Hague Convention 1996

Hague Convention 1996
Convention of 19 October 1996 on Jurisdiction, Applicable Law, Recognition, Enforcement and Co-operation in respect of Parental Responsibility and Measures for the Protection of Children
Signed 19 October 1996
Location The Netherlands
Effective 1 January 2002
Condition Ratification by 3 states
Parties 33 (ratifications)
Depositary Ministry of Foreign Affairs (Netherlands)
Languages English and French

The Convention of 19 October 1996 on Jurisdiction, Applicable Law, Recognition, Enforcement and Co-operation in respect of Parental Responsibility and Measures for the Protection of Children or Hague Convention 1996 is a convention of the Hague Conference on Private International Law (HCCH). It covers civil measures of protection concerning children, ranging from orders concerning parental responsibility and contact to public measures of protection or care, and from matters of representation to the protection of children’s property. It is therefore much broader in scope than two earlier conventions of the HCCH on the subject.

The Convention has uniform rules determining which country’s authorities are competent to take the measures of protection. The Convention determines which country’s laws are to be applied, and it provides for the recognition and enforcement of measures taken in one Contracting State in all other Contracting States. The co-operation provisions of the Convention provide the basic framework for the exchange of information and for the necessary degree of collaboration between administrative authorities in the Contracting States.

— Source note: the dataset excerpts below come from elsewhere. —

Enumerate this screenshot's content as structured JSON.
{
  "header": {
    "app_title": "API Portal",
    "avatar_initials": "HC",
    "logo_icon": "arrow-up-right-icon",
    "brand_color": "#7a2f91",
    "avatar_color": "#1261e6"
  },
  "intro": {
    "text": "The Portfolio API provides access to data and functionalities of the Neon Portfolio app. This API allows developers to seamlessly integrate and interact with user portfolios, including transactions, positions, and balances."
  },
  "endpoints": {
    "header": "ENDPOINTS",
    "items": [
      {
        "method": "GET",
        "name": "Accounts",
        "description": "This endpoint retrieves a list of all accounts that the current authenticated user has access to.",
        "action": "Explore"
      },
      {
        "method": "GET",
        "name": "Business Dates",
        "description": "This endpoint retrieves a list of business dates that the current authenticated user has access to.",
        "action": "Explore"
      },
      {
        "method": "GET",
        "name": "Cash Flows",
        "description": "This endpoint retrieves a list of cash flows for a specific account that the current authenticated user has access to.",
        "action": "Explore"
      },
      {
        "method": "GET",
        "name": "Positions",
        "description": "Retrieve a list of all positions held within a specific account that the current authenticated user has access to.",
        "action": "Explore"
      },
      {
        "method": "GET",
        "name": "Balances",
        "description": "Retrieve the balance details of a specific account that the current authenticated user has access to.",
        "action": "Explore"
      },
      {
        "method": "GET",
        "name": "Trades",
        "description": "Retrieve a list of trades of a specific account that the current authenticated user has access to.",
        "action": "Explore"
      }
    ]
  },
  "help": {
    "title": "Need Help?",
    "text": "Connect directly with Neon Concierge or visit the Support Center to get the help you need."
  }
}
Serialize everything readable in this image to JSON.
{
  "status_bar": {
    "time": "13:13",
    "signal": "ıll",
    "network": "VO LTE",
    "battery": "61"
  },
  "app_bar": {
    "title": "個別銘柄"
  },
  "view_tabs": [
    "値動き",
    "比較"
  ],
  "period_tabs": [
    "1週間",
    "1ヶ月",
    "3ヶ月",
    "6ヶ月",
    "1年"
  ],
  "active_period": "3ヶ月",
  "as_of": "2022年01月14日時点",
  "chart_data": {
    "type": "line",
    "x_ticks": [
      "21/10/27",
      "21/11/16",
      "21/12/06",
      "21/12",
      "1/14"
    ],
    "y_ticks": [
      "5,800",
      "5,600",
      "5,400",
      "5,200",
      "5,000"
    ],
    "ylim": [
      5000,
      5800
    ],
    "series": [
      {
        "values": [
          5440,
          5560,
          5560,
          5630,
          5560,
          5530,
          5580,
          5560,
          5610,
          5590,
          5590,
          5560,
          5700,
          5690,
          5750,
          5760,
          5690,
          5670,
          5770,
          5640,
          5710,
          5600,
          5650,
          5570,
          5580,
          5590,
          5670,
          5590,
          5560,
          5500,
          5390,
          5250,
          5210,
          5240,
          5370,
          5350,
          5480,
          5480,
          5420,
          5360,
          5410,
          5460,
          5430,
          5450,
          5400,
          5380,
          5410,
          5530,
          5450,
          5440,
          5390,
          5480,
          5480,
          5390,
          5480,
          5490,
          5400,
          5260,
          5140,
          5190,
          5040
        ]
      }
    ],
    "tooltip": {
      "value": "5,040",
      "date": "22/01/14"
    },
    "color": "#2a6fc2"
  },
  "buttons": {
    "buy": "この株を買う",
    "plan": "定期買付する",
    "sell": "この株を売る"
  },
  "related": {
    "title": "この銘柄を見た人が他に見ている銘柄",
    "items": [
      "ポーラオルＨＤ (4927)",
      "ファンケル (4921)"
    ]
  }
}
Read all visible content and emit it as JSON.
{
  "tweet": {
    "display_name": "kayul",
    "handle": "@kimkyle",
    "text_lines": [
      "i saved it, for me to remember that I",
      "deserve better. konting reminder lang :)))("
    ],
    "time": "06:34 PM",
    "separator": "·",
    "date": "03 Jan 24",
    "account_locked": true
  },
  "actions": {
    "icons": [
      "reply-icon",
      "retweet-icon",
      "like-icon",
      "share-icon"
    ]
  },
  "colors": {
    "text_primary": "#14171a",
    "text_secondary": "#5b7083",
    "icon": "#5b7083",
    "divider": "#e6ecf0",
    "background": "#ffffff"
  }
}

The convention is in force since 1 January 2002 and has 33 Contracting States (as of 15 August 2011). In addition, Belgium, Greece, Italy, Sweden, the United Kingdom and the United States signed the convention, but did not ratify.

Contents

Scope and application

The 1996 Convention aims to to bring justice and relief to parents and children dispersed over different states. It aims at prevention of international child abduction and provide a secure legal framework for cross-border contact between children and their parents when families separate. It establishes a framework for the co-ordination of legal systems, and for international judicial and administrative co-operation. The convention details and specifies many objectives of the almost universally ratified United Nations Convention on the Rights of Children, and complement the widely ratified Hague conventions on Child Abduction and on inter-country adoption.

General Background

The Hague Children’s Conventions

The Hague Conference has, for more than a century, been involved in measures of protection under civil law of children at risk in cross-frontier situations. Three Hague Children’s Conventions have been developed over the last twenty-five years, a fundamental purpose being to provide the practical machinery to enable States which share a common interest in protecting children to co-operate together to do so.

The 1996 Convention

The 1996 convention is the broadest in scope of those three, covering as it does a very wide range of civil measures of protection concerning children, ranging from orders concerning parental responsibility and contact to public measures of protection or care, and from matters of representation to the protection of children’s property. It also covers:

Delay in implementation in the European Union

Implementation in the member states of the European Union was delayed as a result of the Gibraltar dispute between Spain and the United Kingdom. In January 2008 an agreement was reached to resolve the situation to allow progress on this and other treaties. Britain and Spain compromised on a so-called "post-boxing" system under which communications between Spain and Gibraltar involving the treaties will go through London.[1] After this deal the convention entered into force for several EU countries (including Spain), but not yet for the United Kingdom.